Caterpillar Chooses Georgia For New Factory Over Arkansas, Others

by Roby Brock ([email protected]) 147 views 

Caterpillar has selected a location near Athens, Georgia for a new $200 million hydraulic excavator manufacturing facility.

Arkansas economic officials had been working to land the plant in state, possibly in Fort Smith.

Today, Caterpillar officials said the state-of-the-art, one-million-square-foot-facility is expected to directly employ 1,400 people once it is fully operational. The company will make mini hydraulic excavators and small track-type tractors.

Caterpillar estimated another 2,800 full-time jobs will be created in the U.S. among suppliers and at other non-Caterpillar companies that will support the new facility.

“We are making a series of significant investments around the world to position Caterpillar to maintain its leadership position, and I am thrilled to be in Georgia today to announce that Athens will be the newest city to be home to a Caterpillar production facility. We are even more excited that this project will create more than 4,200 jobs in the United States,” said Caterpillar Chairman and CEO Doug Oberhelman.

Gov. Mike Beebe (D) said in a Talk Business interview last week that the Caterpillar operation “absolutely” had a chance to locate in Fort Smith or another part of Arkansas.

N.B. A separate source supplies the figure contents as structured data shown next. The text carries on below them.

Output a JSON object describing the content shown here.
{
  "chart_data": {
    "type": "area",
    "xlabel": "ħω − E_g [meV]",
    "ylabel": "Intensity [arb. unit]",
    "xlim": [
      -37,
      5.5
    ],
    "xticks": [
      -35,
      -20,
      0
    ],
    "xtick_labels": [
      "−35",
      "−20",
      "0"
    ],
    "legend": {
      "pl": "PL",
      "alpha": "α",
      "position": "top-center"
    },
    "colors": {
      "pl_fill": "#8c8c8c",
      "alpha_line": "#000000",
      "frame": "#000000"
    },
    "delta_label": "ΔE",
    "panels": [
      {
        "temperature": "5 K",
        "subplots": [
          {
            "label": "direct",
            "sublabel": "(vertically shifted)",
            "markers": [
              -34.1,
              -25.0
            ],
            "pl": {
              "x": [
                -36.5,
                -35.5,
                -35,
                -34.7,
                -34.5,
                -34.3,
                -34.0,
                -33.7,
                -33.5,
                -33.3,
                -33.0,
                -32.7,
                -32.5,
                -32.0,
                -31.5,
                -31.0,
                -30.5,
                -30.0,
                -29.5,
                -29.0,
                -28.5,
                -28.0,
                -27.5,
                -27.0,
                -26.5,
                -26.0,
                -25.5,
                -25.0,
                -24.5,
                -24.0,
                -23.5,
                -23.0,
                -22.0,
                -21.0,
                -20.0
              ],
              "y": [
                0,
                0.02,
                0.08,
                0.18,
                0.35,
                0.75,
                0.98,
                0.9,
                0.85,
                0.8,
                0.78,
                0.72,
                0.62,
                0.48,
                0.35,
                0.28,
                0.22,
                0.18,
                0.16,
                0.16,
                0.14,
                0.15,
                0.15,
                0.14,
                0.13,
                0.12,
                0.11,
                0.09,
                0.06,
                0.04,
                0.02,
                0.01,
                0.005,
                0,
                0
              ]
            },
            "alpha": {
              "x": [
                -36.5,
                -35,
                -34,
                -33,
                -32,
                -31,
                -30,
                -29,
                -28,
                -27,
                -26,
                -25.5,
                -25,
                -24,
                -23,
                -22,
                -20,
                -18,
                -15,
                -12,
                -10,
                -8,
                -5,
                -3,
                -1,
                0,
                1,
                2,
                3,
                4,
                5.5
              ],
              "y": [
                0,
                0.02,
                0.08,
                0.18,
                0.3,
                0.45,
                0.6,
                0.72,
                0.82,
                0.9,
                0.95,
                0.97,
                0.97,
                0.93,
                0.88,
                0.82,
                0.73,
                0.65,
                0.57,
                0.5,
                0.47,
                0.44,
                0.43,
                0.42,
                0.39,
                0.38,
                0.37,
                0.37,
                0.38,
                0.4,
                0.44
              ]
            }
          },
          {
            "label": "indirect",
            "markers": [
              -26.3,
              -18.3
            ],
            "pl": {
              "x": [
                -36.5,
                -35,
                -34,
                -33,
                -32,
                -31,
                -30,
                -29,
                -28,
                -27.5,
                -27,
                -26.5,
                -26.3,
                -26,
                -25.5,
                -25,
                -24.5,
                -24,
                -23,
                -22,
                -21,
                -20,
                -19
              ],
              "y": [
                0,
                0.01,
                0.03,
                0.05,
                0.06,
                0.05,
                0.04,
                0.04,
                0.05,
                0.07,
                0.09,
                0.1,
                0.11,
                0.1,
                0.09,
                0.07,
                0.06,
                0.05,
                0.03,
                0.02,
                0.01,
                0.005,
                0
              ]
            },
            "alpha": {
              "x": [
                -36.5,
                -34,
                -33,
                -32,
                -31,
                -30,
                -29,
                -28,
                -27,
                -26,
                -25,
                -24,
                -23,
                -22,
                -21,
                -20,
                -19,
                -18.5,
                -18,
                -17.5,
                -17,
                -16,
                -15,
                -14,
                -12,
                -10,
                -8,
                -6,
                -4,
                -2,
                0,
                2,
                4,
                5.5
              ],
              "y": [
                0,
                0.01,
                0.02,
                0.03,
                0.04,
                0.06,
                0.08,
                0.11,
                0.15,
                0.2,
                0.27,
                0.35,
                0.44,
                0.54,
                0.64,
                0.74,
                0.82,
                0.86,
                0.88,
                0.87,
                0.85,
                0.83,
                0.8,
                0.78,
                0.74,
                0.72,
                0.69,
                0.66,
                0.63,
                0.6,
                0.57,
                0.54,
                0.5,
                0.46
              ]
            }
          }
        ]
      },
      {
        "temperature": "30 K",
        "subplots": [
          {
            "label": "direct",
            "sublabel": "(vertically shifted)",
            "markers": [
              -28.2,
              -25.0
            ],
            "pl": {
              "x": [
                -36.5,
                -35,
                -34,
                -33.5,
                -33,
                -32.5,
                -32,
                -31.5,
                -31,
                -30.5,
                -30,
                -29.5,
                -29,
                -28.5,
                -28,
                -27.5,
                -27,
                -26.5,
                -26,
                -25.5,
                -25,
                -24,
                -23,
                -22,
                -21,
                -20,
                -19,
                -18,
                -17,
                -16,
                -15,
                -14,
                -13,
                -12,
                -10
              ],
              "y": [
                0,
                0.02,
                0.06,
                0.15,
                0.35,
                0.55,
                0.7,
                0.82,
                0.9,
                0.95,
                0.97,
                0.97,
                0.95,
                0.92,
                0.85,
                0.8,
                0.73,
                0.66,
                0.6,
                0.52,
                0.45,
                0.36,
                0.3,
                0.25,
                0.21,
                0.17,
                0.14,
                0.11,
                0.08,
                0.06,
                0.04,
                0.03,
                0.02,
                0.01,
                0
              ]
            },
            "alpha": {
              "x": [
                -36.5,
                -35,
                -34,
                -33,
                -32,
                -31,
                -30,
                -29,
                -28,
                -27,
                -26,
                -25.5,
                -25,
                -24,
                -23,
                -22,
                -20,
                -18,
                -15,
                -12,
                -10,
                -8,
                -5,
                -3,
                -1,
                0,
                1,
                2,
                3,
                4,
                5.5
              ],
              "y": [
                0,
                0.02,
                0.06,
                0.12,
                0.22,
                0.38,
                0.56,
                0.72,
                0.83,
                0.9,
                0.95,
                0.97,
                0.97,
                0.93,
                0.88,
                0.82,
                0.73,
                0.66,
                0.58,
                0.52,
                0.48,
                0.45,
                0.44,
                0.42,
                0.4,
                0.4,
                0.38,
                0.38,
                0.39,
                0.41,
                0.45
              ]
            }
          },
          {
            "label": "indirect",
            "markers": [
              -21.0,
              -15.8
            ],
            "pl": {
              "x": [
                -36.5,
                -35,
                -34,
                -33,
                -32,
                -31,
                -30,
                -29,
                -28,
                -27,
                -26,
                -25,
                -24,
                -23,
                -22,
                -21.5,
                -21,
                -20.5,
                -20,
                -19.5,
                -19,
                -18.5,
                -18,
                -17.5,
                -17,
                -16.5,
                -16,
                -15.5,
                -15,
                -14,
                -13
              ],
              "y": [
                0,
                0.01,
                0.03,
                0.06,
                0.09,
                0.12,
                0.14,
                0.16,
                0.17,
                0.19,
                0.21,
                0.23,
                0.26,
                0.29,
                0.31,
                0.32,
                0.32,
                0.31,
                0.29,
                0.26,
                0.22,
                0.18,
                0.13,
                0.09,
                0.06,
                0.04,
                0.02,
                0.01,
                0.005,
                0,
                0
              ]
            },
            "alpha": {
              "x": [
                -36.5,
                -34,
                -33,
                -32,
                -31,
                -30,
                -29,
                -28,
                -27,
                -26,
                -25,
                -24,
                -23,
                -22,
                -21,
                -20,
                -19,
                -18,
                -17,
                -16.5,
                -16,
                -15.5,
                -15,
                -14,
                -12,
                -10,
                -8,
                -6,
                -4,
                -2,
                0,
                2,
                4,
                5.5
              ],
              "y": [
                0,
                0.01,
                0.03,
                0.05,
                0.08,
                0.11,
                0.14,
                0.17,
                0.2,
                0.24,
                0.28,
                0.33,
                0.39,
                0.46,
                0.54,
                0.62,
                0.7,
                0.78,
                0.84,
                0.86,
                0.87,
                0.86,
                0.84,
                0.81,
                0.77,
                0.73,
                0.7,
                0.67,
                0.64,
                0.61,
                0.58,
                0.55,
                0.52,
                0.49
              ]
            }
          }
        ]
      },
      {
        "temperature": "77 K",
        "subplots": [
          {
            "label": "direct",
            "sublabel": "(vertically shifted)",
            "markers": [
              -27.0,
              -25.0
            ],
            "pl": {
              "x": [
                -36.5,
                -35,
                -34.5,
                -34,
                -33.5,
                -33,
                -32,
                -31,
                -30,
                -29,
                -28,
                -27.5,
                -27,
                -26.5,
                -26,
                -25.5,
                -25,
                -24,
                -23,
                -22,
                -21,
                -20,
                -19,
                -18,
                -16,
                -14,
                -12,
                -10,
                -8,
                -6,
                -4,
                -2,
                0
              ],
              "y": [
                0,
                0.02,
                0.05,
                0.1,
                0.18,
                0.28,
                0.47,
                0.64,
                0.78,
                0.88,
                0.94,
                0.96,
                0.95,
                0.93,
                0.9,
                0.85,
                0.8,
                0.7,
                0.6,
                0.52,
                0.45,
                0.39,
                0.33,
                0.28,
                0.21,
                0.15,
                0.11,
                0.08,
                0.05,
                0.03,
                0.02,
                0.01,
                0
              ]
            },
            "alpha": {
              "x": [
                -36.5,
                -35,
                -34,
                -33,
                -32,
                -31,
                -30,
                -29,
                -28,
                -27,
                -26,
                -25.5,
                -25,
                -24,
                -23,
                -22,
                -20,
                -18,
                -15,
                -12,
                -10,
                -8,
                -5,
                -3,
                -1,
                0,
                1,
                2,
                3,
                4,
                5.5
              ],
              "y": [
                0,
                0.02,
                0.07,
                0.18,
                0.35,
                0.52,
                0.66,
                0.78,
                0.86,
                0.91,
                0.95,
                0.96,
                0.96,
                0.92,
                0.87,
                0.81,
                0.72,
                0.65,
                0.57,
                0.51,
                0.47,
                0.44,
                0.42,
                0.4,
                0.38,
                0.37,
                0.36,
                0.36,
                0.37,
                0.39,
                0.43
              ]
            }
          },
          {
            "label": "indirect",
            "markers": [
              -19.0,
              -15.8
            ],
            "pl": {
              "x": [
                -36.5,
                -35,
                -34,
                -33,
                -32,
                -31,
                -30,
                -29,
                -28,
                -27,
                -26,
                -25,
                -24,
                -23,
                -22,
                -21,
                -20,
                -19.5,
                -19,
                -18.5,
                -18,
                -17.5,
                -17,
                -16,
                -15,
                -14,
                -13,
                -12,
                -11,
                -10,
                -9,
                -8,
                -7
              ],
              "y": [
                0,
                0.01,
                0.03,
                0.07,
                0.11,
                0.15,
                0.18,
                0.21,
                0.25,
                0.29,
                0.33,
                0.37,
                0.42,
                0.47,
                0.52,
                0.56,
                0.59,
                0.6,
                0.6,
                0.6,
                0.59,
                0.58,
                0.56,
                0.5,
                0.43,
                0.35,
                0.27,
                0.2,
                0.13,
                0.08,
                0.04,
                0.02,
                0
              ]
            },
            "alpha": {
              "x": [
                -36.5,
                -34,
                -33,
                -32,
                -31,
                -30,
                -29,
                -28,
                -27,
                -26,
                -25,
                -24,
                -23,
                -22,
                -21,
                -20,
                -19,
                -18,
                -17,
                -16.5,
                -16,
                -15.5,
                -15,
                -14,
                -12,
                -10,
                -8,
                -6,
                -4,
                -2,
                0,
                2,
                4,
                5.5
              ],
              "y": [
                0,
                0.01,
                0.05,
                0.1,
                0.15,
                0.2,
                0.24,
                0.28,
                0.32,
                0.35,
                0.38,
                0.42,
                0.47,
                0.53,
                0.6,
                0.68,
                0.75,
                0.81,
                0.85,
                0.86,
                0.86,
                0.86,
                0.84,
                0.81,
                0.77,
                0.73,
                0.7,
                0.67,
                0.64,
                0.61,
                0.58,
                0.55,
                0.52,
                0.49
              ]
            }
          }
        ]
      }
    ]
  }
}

Earlier this month, he had also been on financial news channel CNBC pitching Arkansas’ assets for the new Caterpillar plant while on location at Caterpillar’s new North Little Rock motor grader factory. Fort Smith, which has a deeply-rooted manufacturing base and pending layoffs at a Whirlpool refrigerator factory, was considered a prime location for the new Caterpillar plant.

“Arkansas is open for business, especially manufacturing,” Beebe said in the CNBC interview. He touted the state’s central U.S. location, transportation and distribution infrastructure, and economic incentives.

However, Beebe said “quality of workforce” could be the biggest factor to influence Caterpillar’s decision. He hoped the 600 employees working in North Little Rock would be testimony for that advantage.

According to press reports out of Georgia, it also appears that proximity to the Port of Savannah, one of the largest eastern seaboard ports, played a critical role in locating the factory in Athens.